Peter y Wendy

J.M. Barrie

Fragmento

cap-1

Peter y Wendy:
La vida eterna de Peter Pan

Para Teo, porque yo sé que viene

de los jardines de Kensington

Esta es la historia de una novela que no iba a ser escrita. Y que cuando se escribió, decepcionó al público, que tenía otras expectativas. Pero hoy es el libro traducido a más idiomas del mundo después de la Biblia. Y Peter Pan es probablemente uno de los personajes de ficción que más se han recreado en cine y literatura, siempre con tanta pasión como si fuera un personaje propio. Se ha dicho de Peter Pan que es «un fenómeno extraordinario», «una presencia que damos por hecho en nuestras vidas» y que «nos sentimos como si todos lo hubiésemos escrito». Aunque la mayoría del público le recuerda como el niño pícaro y alegre que plasmó Walt Disney en su película de 1953, Peter Pan ha tenido, tiene y tendrá muchas vidas. Las primeras, las que le otorgó su creador, James Matthew Barrie, hoy prácticamente sepultado bajo el brillo de su criatura, sin duda la más eterna en el imaginario colectivo.

En 1911, cuando se publicó Peter y Wendy, Peter Pan ya era famoso. Primero, había aparecido en la novela El pajarito blanco, donde era un bebé que vivía con las aves. Luego, se convirtió en ídolo de masas como el adolescente protagonista de la obra teatral de más éxito del Londres de principios del siglo XX, Peter Pan o el niño que no quería crecer. El personaje era prácticamente tan famoso como su autor, J. M. Barrie, un escocés de origen humilde que tras la publicación de varios best sellers y el éxito de obras de teatro como Quality Street era toda una celebridad. Rico, respetado y presencia habitual en crónicas periodísticas y ecos de sociedad, el público le rogaba que siguiera escribiendo sobre Peter Pan, que les contara más de sus aventuras, de su porvenir… Pero Barrie lo tenía muy claro. A pesar de que otros escritores hubieran cogido «prestado» a su personaje y se lucraran con pantomimas, álbumes ilustrados, secuelas apócrifas o cuentos de hadas, a él le importaba poco que lo recrearan manos ajenas: no tenía intención alguna de novelar su obra de teatro. La revista The Bookman, de hecho, llegó a afirmar que «al señor Barrie se le ha pedido en varias ocasiones que escriba una obra narrativa o libreto de su inmortal obra infantil, pero se ha negado rotundamente en todas ellas».

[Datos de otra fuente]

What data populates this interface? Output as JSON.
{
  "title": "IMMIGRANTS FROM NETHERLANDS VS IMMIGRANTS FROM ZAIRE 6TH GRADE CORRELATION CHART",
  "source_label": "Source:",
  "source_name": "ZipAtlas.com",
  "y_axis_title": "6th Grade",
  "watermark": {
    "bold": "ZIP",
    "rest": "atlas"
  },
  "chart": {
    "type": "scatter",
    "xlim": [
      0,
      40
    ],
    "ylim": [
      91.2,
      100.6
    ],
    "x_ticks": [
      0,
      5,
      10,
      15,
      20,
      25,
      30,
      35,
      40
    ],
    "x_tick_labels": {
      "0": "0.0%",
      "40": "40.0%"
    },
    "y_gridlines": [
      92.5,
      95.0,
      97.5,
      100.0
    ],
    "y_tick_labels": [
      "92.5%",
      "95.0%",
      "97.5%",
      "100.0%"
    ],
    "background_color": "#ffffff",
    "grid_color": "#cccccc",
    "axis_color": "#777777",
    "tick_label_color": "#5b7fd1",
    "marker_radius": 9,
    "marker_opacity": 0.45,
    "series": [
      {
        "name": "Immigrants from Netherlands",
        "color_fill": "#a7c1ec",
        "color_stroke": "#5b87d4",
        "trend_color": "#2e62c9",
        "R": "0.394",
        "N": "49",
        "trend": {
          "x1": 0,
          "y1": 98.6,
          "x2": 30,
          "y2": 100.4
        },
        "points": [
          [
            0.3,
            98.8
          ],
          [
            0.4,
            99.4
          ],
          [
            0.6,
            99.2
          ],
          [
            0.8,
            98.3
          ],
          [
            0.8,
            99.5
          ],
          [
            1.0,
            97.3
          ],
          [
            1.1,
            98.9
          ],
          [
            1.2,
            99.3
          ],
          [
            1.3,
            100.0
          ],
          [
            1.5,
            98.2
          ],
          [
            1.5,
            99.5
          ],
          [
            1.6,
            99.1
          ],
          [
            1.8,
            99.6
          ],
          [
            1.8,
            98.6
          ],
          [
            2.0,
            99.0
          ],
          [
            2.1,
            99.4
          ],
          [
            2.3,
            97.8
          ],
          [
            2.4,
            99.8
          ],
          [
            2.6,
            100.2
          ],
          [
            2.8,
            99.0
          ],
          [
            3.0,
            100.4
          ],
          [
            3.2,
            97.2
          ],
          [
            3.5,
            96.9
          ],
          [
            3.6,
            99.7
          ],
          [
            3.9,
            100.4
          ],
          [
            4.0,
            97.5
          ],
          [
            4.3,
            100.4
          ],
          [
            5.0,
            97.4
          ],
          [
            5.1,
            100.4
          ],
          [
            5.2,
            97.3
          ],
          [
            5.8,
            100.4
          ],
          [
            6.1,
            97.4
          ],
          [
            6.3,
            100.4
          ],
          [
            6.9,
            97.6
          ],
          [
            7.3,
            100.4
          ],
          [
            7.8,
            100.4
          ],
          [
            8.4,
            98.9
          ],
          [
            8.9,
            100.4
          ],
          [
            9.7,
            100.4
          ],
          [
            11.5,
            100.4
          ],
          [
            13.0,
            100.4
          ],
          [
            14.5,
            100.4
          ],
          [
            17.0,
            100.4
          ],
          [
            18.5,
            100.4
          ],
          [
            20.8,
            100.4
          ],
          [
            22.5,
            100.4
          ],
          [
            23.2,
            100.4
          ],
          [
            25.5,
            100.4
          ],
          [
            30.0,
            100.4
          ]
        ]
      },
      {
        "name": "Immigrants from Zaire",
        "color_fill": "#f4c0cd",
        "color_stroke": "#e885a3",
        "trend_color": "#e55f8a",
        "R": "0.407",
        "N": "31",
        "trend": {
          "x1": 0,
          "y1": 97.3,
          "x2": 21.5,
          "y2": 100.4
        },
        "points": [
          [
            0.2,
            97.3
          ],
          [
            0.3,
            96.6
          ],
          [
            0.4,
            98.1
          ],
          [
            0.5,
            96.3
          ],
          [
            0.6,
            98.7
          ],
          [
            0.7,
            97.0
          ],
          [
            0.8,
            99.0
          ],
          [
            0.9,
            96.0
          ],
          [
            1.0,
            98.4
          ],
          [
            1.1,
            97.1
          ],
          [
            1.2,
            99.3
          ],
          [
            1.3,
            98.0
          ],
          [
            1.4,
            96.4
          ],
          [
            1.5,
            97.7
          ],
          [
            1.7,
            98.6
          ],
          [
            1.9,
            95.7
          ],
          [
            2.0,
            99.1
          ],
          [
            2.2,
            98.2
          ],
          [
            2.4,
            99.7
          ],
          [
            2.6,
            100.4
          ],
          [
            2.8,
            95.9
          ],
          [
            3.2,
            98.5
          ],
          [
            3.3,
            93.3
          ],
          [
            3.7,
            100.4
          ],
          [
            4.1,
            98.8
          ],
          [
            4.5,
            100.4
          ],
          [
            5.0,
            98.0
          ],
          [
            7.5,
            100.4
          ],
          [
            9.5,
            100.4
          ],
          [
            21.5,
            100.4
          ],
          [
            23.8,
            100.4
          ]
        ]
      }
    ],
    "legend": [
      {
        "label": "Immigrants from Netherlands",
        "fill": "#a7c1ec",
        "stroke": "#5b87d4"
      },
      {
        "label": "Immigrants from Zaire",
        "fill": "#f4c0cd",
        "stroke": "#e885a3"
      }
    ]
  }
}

Por eso la aparición de Peter y Wendy en 1911 —nueve años después de la primera irrupción de Peter Pan en la literatura— fue uno de los eventos más notorios de la era eduardiana, la Belle Époque británica que aunó los años de inocencia, hedonismo y despreocupación previos a la Primera Guerra Mundial. Y es que el revuelo fue considerable. ¿Por qué habría decidido Barrie publicar, por fin, esta novela? Y, además, ¿por qué no parecía contar nada nuevo, aunque a la vez era tan distinta de la obra teatral? ¿Por qué a casi nadie le gustaba, a pesar del furor que despertaba el personaje? ¿Por qué era tan extraña, e incluso desasosegante? Mezcla de géneros e intenciones, y sin dirigirse a un público objetivo claro, enseguida comenzaron a salir copias que satisfacían los deseos del público. Versiones que «corregían» la reescritura de Barrie y que, en general, simplificaban la voz de un narrador que fluctuaba entre niño, adulto, moralista, melancólico y a quienes muchos definían —más bien— como la voz de un novelista mediocre y cursilón. Un tono tan sentimental (a la par que sabio, único e irrepetible) que incluso despertó la necesidad, entre periodistas y críticos, de crear un adjetivo concreto para él: barriesque.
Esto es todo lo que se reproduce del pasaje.